Mais, étant donné que six mois vont bientôt s'écouler depuis l'autorisation d'occupation, les promoteurs — Mivne et Tidhar — ne cillent pas. Marketing agressif et campagnes de financement oui, baisse des prix catalogue pas vraiment. Résultat : au deuxième trimestre, seuls deux appartements ont été vendus, contre 4 au premier trimestre et un rythme trimestriel de 23 appartements l'année dernière. Depuis, un appartement supplémentaire a été vendu — 135,5 m², au prix de 5,2 millions de shekels (38,4 mille shekels par m²), ce qui est identique au prix par m² des transactions effectuées au cours du trimestre et représente une légère augmentation par rapport aux prix de 2025.
Économie du projet
Pendant des décennies, la société Mivne a loué le terrain à l'angle des rues HaShalom et HaSolelim à la municipalité de Tel-Aviv. En 2019, elle a signé un nouveau contrat pour 343 millions de shekels afin de construire des tours résidentielles et de bureaux. À la fin juin 2026, le coût total du terrain, du développement, de la construction et du financement de la tour résidentielle s'élevait à 844 millions de shekels. Il restait une dépense négligeable de 25 millions de shekels pour les finitions, les taxes et les frais. Il s'agit d'un montant énorme, plus de 2,4 millions de shekels en moyenne par appartement, mais les revenus issus de la vente de 67 % des appartements ont déjà dépassé les dépenses : 251 appartements ont été vendus pour un total de 974 millions de shekels, générant plus de 100 millions de shekels de bénéfice brut.
Les promoteurs ont déjà rentabilisé leur investissement. Mivne et Tidhar rapportent toujours un bénéfice brut attendu de 40 % pour les Migdalei HaSolelim, même si un tiers de l'immeuble n'est pas vendu. Mivne dispose d'un solde de trésorerie de 1,7 milliard de shekels et d'un ratio d'endettement inférieur à 50 % du bilan, ce qui garantit que les banques ne feront pas pression.
Difficulté à conclure la transaction ?
Bien que 65 % des appartements aient été vendus avant même la réception du permis d'occupation, les promoteurs rapportent que seuls 206 appartements ont été effectivement remis aux acheteurs. Difficulté à conclure la transaction ? Pas si vous posez la question aux promoteurs. Selon Uzi Levi, PDG de Mivne, « Nous avons appelé les acheteurs en avril pour qu'ils prennent les clés, mais pas mal d'entre eux ont choisi de prendre leur temps. Les familles préfèrent recevoir les appartements en août avant la rentrée scolaire, effectuer une inspection minutieuse et éviter les frais de gestion et l'Arnona entre-temps ».
Les étoiles de la semaine
Excellent : La nouvelle pour les vrais handicapés
Mieux vaut tard que jamais. Enfin, cette semaine, une équipe interministérielle a décidé de mettre de l'ordre dans le désordre et de mettre fin à la farce des macarons de stationnement pour handicapés. À la fin de 2025, il y avait 655 000 véhicules avec un macaron, soit un conducteur sur cinq. Dans des villes comme Bat-Yam et Tibériade, c'est une voiture sur trois. Il s'agit d'un bond de 322 % en une décennie, alors que le taux de personnes éligibles à l'invalidité générale n'a augmenté que de 46 %. L'éligibilité sera désormais basée sur les données de l'Institut national d'assurance, et les macarons existants seront vérifiés rétroactivement.
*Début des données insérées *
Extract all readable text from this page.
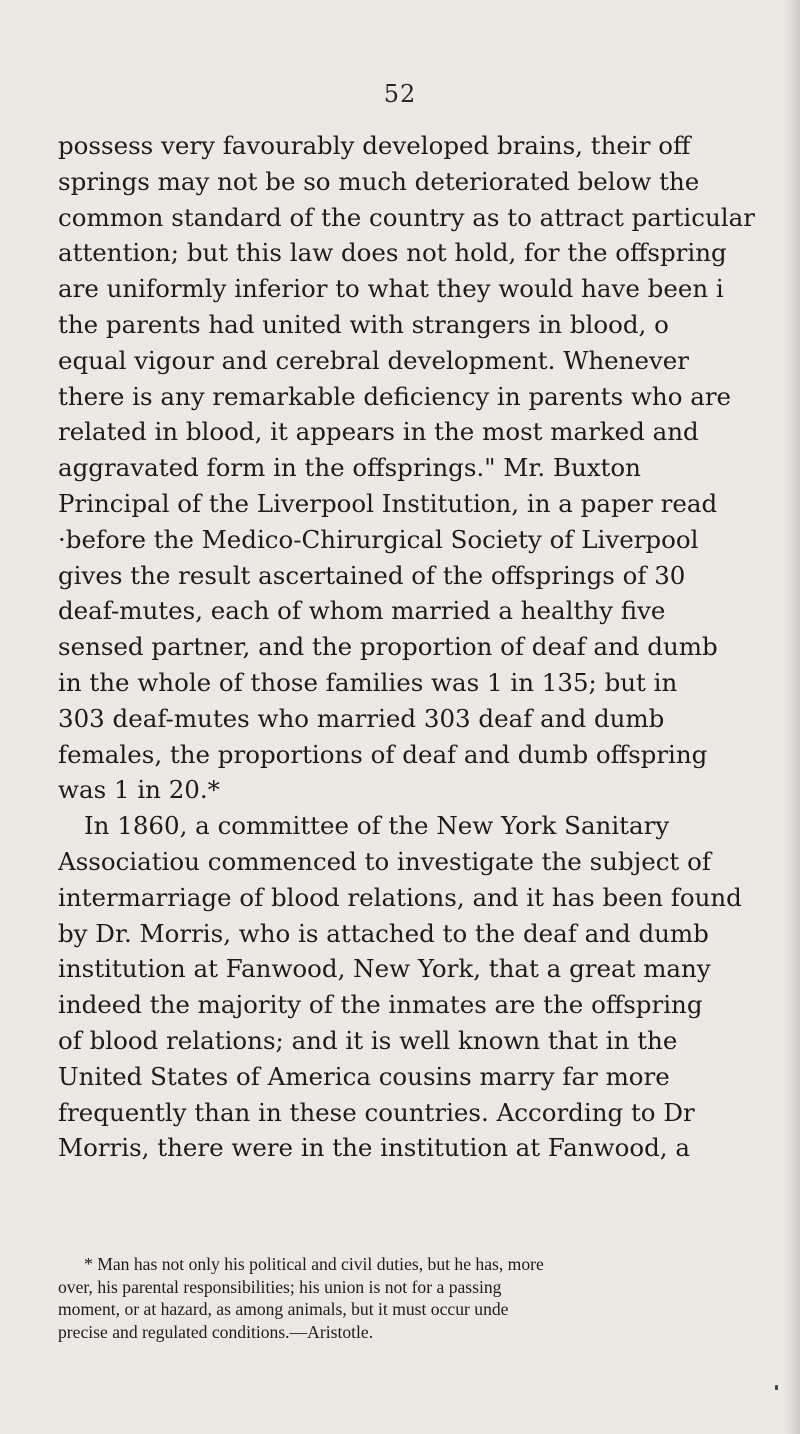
52
possess very favourably developed brains, their off
springs may not be so much deteriorated below the
common standard of the country as to attract particular
attention; but this law does not hold, for the offspring
are uniformly inferior to what they would have been i
the parents had united with strangers in blood, o
equal vigour and cerebral development. Whenever
there is any remarkable deficiency in parents who are
related in blood, it appears in the most marked and
aggravated form in the offsprings." Mr. Buxton
Principal of the Liverpool Institution, in a paper read
·before the Medico-Chirurgical Society of Liverpool
gives the result ascertained of the offsprings of 30
deaf-mutes, each of whom married a healthy five
sensed partner, and the proportion of deaf and dumb
in the whole of those families was 1 in 135; but in
303 deaf-mutes who married 303 deaf and dumb
females, the proportions of deaf and dumb offspring
was 1 in 20.*
In 1860, a committee of the New York Sanitary
Associatiou commenced to investigate the subject of
intermarriage of blood relations, and it has been found
by Dr. Morris, who is attached to the deaf and dumb
institution at Fanwood, New York, that a great many
indeed the majority of the inmates are the offspring
of blood relations; and it is well known that in the
United States of America cousins marry far more
frequently than in these countries. According to Dr
Morris, there were in the institution at Fanwood, a
* Man has not only his political and civil duties, but he has, more
over, his parental responsibilities; his union is not for a passing
moment, or at hazard, as among animals, but it must occur unde
precise and regulated conditions.—Aristotle.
Insuffisant : Cette fois, le fake a failli faire tomber une banque
En quelques minutes, l'action de la Banque de Jérusalem a chuté à un taux à deux chiffres, preuve de la période dangereuse dans laquelle nous vivons. Des rumeurs de détournement de fonds se sont répandues sur les réseaux. Seul un message rapide de la banque a convaincu les investisseurs. Dans un monde où il est si facile de créer un fake, pour des organismes qui reposent sur la confiance, il y a une raison de s'inquiéter.